B. CINQ PROPOSITIONS POUR MIEUX VALORISER LES MARQUES ET SAVOIR-FAIRE FRANÇAIS EN MATIÈRE CULTURELLE
1. Définir une stratégie plus active de gestion et de valorisation des grandes « marques » culturelles
La France ne manque pas d'opérateurs culturels extrêmement prestigieux et pourtant, elle ne compte aucune institution qui, à l'instar du MoMa de New York ou du Victoria & Albert Museum au Royaume-Uni, ait développé une stratégie de valorisation de marque originale et cohérente sur plusieurs années.
Le terme même de « marque culturelle » est parfois récusé au titre qu'il marquerait une commercialisation du patrimoine incompatible avec les missions de conservation et de transmission des oeuvres qui incombent aux institutions muséales.
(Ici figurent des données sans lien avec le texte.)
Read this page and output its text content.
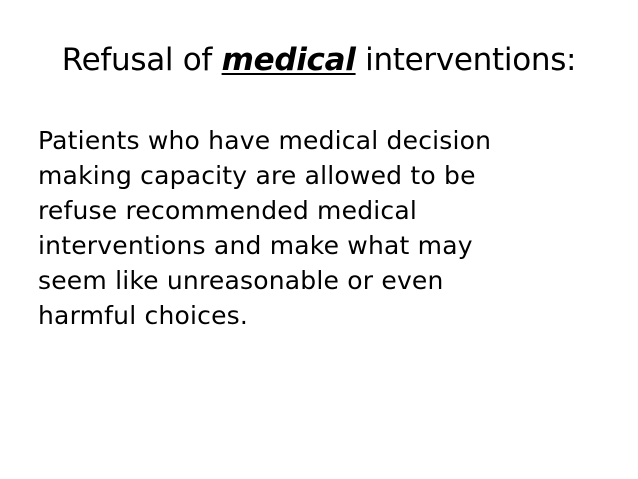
Refusal of medical interventions:
Patients who have medical decision
making capacity are allowed to be
refuse recommended medical
interventions and make what may
seem like unreasonable or even
harmful choices.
Il est clair que la valorisation de la marque ne saurait devenir l'axe principal de la gestion d'un musée, mais opposer aux missions d'intérêt général des institutions culturelles une logique purement « commerciale », nécessairement avilissante, est illusoire dans son objet et stérile dans ses effets.
La valorisation de la marque peut au contraire permettre aux musées de toucher des publics nouveaux . Comme le note Mathilde Gautier au sujet des produits dérivés, la stratégie de marque participe directement de la diffusion de l'image du musée hors de ses murs 20 ( * ) .
Il paraît donc nécessaire que les musées français les plus connus se dotent d'une stratégie active de gestion de leur marque et de leur image . Ils pourraient y être aidés par l'Agence du patrimoine immatériel et de l'État et la Réunion des musées nationaux.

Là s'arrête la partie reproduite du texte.